Мика открывает дверь в свою комнату, являя большое пространство с четырьмя узкими кроватями. Меня поражают чистота и ухоженность комнаты, и я задаюсь вопросом, как она выглядела до того, как я вынудила жителей поместья взять на себя обязанности по уборке. Три кровати заняты маленькими тельцами, и тишину нарушает только их тихое, мягкое дыхание. Я наклоняюсь, чтобы посмотреть на Мику, и кладу руки ему на плечи.
– Все будет хорошо, Мика.
Его нижняя губа дрожит, и он обнимает меня за талию. Я глажу его по спине, пока он неохотно не отстраняется.
– Посидишь у моей кровати, пока я не засну?
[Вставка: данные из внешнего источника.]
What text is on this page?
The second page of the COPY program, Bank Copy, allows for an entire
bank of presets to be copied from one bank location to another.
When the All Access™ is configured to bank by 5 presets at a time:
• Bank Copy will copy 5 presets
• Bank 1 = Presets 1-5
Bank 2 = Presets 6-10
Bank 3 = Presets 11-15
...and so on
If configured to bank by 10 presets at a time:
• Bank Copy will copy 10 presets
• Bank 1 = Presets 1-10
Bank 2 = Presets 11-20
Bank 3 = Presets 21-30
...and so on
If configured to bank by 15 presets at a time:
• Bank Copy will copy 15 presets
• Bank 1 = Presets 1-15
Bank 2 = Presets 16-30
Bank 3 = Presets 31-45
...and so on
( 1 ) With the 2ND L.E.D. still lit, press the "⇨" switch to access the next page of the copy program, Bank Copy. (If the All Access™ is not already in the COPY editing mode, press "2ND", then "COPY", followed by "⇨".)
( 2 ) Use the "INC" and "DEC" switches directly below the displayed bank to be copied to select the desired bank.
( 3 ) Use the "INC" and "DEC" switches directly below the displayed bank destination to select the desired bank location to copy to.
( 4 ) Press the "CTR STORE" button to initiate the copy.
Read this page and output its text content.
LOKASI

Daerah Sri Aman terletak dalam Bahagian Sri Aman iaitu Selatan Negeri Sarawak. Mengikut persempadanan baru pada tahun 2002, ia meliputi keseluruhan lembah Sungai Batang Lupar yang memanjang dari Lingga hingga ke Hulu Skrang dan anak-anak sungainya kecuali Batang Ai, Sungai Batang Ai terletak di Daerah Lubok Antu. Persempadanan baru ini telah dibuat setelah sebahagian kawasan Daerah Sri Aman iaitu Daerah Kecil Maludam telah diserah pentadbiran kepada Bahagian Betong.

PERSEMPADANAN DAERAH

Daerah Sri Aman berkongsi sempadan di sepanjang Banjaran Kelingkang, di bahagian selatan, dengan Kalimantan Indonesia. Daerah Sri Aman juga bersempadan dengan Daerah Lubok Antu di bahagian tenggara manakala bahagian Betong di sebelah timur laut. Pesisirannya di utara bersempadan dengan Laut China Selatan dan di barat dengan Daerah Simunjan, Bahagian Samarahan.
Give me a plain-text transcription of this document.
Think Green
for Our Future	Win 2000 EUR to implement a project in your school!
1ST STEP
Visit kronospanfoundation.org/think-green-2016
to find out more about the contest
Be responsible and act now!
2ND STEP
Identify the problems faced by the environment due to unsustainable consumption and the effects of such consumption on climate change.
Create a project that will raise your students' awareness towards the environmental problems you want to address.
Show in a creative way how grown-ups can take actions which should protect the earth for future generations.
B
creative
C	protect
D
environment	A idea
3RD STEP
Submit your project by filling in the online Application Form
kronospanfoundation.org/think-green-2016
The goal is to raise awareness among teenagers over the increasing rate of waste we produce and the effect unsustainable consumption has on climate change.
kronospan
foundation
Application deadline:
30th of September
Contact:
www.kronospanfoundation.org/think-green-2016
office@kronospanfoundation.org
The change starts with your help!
Я знаю, что мне следует спуститься вниз и убедиться, что ужин прошел хорошо, но… сейчас это кажется более важным.
– Конечно.
На его лице застыла печаль, но он улыбается мне и забирается в свою кровать. Я укутываю его одеялом и устраиваюсь на полу, положив локти на его матрас. Пока я наблюдаю за тем, как мальчик засыпает, мое сердце наполняет нежное чувство. Я никогда не считала себя потенциальной матерью и не мечтала о радостях материнства – даже до того, как дала клятву не вступать в брак. Но пока слежу за тем, как поднимается и опускается грудь Мики, и слышу будто щенячий писк, издаваемый спящими детьми, я думаю, что понимаю, каково это – заботиться о ком-то маленьком и уязвимом. Пускай я знаю этих маленьких созданий меньше месяца, они уже завоевали мою любовь.
Один из детей шевелится и медленно переворачивается на бок, лицом ко мне. Маленькая девочка. На вид она на год или два младше Мики. В человеческих годах, по крайней мере. Она несколько раз моргает, глядя на меня, и я нежно улыбаюсь ей, надеясь, что мое присутствие ее не испугает. Затем она садится и сердито смотрит на меня.
Я медленно и осторожно устремляюсь к ней.
– Я не хотела тебя пугать, – шепчу я. – Мике не спалось, вот я и составила ему компанию, чтобы он мог заснуть.
Она склоняет голову набок, затем легко кивает и начинает ложиться обратно. Как и в случае с Микой, я укутываю ее одеялом.
– Король это уже делал, – сообщает она медленно и сонно.
– О. – Сердце в груди пропускает удар. – И… часто?